Supermarkets and Private Standards of Sustainability: the responsibility to protect without protectionism


  • MPGI

Área de conhecimento: 

  • Sustentabilidade


  • Tiago Matsuoka Megale




The current international economic scenario is characterized by the presence of an increasing number of multinational enterprises, the formation of global value chains and the creation of transnational regulatory networks. These phenomena contribute to the erosion of the State regulatory capacity and generate questions about how to regulate the structures created by private actors. The aim of this research is to analyze to which extent private standards of sustainability imposed by supermarkets protect common values as the human life or health instead of constituting disguised restrictions to trade.
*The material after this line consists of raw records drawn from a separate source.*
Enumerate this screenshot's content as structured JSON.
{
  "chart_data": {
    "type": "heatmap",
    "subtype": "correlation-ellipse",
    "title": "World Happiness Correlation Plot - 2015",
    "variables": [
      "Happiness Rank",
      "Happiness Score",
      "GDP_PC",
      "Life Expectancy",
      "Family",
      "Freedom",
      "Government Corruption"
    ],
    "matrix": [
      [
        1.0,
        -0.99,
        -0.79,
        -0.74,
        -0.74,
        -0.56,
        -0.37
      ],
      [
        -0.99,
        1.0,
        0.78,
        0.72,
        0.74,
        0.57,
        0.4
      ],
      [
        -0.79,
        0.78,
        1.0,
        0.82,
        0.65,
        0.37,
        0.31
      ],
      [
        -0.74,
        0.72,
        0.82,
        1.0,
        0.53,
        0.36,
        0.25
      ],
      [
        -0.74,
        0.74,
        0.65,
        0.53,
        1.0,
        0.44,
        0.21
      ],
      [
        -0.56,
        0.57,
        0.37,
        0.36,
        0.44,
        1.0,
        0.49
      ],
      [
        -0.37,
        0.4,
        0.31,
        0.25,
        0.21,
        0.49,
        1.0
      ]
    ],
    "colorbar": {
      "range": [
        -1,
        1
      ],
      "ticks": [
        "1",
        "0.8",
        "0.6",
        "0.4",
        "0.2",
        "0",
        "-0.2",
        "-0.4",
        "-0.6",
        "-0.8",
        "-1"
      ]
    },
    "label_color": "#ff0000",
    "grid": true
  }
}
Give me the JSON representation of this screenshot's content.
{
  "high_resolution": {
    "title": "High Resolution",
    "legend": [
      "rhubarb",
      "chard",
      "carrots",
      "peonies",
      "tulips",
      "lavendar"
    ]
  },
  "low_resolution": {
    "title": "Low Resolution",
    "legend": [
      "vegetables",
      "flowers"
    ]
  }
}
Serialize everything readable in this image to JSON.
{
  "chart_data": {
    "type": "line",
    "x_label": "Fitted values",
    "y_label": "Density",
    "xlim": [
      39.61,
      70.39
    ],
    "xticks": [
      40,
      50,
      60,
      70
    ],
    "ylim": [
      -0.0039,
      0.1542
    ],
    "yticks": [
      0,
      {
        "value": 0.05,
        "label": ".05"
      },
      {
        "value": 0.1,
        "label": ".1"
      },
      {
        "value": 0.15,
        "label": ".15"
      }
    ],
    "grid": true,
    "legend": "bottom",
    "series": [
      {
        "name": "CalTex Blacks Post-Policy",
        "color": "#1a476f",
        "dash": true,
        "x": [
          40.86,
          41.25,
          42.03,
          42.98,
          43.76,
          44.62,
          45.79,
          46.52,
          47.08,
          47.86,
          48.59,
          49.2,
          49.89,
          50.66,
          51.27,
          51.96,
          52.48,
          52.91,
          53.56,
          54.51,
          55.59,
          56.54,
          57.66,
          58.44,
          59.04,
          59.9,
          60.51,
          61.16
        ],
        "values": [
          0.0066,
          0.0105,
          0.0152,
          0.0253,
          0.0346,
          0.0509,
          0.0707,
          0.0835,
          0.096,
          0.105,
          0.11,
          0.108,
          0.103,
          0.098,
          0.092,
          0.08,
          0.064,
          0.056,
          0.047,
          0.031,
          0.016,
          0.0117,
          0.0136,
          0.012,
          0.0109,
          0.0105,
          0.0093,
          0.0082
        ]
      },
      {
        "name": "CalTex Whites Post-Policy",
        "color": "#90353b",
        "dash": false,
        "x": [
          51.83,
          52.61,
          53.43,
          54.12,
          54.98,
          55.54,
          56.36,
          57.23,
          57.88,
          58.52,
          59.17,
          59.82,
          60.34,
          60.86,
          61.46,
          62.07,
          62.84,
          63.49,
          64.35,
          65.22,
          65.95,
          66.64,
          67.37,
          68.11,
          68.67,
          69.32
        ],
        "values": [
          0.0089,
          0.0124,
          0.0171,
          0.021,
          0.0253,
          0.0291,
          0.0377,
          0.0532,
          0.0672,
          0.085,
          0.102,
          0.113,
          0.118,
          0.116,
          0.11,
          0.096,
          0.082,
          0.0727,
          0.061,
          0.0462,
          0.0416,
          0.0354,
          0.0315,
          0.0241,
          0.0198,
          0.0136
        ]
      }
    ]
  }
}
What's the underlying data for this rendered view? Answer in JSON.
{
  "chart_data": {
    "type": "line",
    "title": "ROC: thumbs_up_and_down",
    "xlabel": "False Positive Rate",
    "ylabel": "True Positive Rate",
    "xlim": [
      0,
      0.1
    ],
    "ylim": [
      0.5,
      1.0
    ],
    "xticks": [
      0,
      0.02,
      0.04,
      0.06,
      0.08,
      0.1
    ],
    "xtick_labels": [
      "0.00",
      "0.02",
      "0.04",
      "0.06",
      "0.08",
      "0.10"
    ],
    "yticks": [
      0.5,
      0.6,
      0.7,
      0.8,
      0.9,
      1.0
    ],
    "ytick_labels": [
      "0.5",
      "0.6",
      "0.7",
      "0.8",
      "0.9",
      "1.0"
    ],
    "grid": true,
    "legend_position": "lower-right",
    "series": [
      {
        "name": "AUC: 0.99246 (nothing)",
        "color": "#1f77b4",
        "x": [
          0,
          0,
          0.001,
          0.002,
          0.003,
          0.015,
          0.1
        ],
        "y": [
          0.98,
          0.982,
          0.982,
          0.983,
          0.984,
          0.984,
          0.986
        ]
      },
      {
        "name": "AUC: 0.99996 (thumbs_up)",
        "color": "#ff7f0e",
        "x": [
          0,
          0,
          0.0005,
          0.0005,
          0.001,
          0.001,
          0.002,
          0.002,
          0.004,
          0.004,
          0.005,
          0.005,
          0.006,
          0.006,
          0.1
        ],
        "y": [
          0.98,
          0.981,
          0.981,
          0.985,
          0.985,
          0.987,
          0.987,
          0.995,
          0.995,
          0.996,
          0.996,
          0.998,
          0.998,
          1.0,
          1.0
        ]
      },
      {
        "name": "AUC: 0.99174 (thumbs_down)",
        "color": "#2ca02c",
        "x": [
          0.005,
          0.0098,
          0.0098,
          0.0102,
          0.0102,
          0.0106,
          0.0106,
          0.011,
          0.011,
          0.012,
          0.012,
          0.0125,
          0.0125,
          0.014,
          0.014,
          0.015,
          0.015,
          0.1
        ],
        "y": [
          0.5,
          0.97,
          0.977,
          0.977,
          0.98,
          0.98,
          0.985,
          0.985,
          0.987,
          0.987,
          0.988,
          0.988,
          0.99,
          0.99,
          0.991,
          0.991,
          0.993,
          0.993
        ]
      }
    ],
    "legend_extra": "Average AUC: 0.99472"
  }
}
Sustainability standards constitute initiatives that can be welcome on a CSR perspective, but can be protectionist on trade transactions. These standards stand on a legal vacuum as the multilateral trade system centered on the WTO does not directly regulate the conduct of private actors. This legal vacuum is fulfilled by the OECD regulatory structure on CSR that reflects the global expansion of corporate social responsibility and the proposed business cases for CSR. The analysis and the case studies disclosed that the essence of the aforementioned standards can be determined through the limited scope of WTO treaties that regulate non-tariff barriers to trade and the search of coherence between supermarkets’ sustainability policies and OECD rules. This dissertation also calls for the deepening of the international sustainability agenda that goes beyond the classical economic, environmental and social pillars to encompass principles of good governance.